Sunday

Fiction Seminar: Lloyd Jones


[Lloyd Jones: Mr Pip]

Mr Pip,
or a story within a story



Have any of you read Great Expectations? What did you think of it? Why does it make such an impact on Matilda?

The power (and danger) of literature is unthinkable. When you read a book, you know it can either leave you with indifference or grab you from the inside and never ever leave again. It’s wonderful to find a book that you can read over and over again, and always find something new, exciting, sweet, thrilling…or it simply becomes part of who you are.

This is also the dream of any writer. To be able to write something compelling, something that people would relate to them, accept, adore and remember forever. In order to do this, the storyteller has to be either very good at telling stories or at telling lies. Is it better to tell the truth as it happened or to “dress” it up to look more pretty and appealing?

Well, in Mr Pip, Mr Watts decides that the latter is the best option. Even though the original story is one of the best stories ever written, he decides to make up his own version to accommodate what is more convenient for him.
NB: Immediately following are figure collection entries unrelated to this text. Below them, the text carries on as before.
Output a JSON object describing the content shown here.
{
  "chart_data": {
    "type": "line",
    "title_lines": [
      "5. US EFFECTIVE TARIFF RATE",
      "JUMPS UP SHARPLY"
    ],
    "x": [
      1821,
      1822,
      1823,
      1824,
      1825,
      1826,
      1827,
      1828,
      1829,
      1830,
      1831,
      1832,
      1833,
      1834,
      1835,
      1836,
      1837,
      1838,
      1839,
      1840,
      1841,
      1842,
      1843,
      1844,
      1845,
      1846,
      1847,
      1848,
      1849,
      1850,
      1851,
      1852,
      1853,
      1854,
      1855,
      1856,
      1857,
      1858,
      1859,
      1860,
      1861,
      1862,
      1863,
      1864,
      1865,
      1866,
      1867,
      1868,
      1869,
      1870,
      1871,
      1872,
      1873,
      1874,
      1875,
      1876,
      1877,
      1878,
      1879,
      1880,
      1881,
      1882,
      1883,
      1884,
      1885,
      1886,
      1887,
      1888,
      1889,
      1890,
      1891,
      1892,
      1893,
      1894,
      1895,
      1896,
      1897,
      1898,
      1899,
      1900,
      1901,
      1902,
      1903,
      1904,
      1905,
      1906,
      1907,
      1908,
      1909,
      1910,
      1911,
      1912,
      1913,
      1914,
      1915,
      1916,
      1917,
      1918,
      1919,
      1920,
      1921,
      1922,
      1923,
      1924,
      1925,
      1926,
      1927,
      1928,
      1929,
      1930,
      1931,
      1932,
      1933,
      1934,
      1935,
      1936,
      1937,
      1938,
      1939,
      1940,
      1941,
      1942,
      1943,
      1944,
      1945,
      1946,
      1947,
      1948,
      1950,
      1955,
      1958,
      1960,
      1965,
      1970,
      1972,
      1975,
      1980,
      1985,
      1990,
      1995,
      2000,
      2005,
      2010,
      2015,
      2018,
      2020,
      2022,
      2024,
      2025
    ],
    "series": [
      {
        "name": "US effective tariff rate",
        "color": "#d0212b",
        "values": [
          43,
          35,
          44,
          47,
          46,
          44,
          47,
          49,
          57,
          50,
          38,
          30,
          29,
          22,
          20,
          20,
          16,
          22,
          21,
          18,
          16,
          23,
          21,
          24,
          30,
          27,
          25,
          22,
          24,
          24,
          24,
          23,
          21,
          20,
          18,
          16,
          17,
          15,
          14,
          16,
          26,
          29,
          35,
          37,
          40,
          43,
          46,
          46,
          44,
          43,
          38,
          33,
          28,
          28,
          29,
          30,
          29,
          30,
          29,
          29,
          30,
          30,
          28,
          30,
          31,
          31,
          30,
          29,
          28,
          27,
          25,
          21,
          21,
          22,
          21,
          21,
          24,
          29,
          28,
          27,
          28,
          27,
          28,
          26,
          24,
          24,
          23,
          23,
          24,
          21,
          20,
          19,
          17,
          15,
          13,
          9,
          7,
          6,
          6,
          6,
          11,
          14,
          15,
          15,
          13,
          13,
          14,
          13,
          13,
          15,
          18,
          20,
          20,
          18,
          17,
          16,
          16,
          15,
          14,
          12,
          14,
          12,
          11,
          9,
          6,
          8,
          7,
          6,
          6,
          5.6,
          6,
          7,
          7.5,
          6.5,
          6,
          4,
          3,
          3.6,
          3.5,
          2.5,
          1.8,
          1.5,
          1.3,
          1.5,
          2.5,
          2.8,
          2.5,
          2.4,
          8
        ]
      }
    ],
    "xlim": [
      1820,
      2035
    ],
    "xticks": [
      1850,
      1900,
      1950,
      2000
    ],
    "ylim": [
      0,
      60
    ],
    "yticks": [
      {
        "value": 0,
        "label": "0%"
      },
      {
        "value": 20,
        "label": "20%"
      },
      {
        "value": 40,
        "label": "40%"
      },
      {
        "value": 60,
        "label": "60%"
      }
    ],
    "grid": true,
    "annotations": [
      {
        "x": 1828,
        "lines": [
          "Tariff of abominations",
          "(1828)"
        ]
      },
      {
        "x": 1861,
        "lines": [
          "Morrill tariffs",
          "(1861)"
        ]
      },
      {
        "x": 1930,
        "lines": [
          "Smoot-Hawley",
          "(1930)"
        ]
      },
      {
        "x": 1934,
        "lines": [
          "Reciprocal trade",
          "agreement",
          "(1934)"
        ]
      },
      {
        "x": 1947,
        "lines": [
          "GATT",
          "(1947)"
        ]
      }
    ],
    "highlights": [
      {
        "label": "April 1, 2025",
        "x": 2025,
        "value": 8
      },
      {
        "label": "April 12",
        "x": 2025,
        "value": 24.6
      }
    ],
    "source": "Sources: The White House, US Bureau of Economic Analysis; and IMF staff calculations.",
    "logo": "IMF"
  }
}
He needs to reach a specific audience, so he manipulates the story to suit the islanders culture.

As Matilda says “some stories will help you find happiness and truth. Some stories teach you not to make the same mistake twice” (p. 53) This shows how stories (no matter their nature) can make an influence or impact on people, in this case the villagers, and affect them or change them in some way .

Great Expectations changes the lives of every one on the island, at least the main characters: Matilda, Mr Watts and specially Matilda’s mum, Dolores.

And what about the other stories? The ones that the villagers told the children at the school, are they manipulated as well? Are they manipulative? They are probably both.

All stories when told lose some of their real essence and take some of the teller’s essence instead. We all put a little bit of ourselves when we tell a story, the base is there, but the way we tell the story makes it different from the way other people tell it. This has to do, as well with the point of view of both the teller and the reader. Because we all know that some books are loved by some people and hated by others.

In this case, Matilda loves the book as it has made a great impact on her life. For her it’s a powerful tool to show her the “real” world. However, for her mother it represents evil, it’s a dangerous tool to “poison” people’s minds and make them believe in something that is not true.

The way Matilda would tell the story will definitely be the opposite of her mum’s. For Dolores, the only reality is the one she lives on the island, her ancestors, her religion, her stories (even though some are completely unbelievable, like the one she tells about the devil)…

As we say in Spanish: Y ahora topamos con la Iglesia - “Now we have stepped in with the Church”. Religion versus literature, superstitious versus the rational, faith versus reality, tradition versus change.

But is the story told by Mr Watts, that real? Is it that different, from the stories told by the villagers? In the end, it’s literature, it’s fiction, not based on a true story. It is based on true life, but not on a specific true story. And at the end of the book, we discover that Mr Watts made up the whole thing, that he changed the story. Is this not a manipulation of the truth, as well as any other story?

Think about the Bible. The “greatest” book of all is nothing but a compilation of old stories, passed from generation to generation for a long time, until someone decided to put them all together, picking up only those which will serve their purpose (to teach and/or induce people into the Christian values) with care.

Isn’t this the same exact thing that Mr Watts is doing with Pip’s story? He is passing it to a younger generation orally (he is actually not reading the book, but making up what is in there), then to the redskins, then asking the students to recall the story and put it altogether again when the book disappears (stolen by Dolores then burnt). Similarities anyone?

Oh, yeah, and big ones. The Old Testament versus the New (the West versus Eastern civilization, Mr Watts versus the villagers). Chinese whispers, people from the East would say. Maybe western history could have travelled a different path, like those of the East. How would the world be today then?

We are perhaps looking too deeply into these grandiose ideas, however we forget that, from mere reading any book, people can come to develop their own stories.

The same happens when he tells his and Grace’s story, and when later on when she dies, the villagers start telling anecdotes about her life during her funeral. “This wasn’t Mr Watts story we were hearing at all. It wasn’t his or Grace’s story. It was a made-up story to which we’d all contributed”.

Storytelling passed from being an act of oral communication to be a written record. Stories were committed to memory and imagination but with the birth of the written communication, they were confined or enclosed to the restrictions of a piece of paper. Thus, from being improvised and spontaneous to be restricted and controlled.

However, even the written work can be transformed as Mr Watts does with the story of Great Expectations. What is storytelling but conveying a story by embellishing or improvising it? That is what Mr Pip is talking about.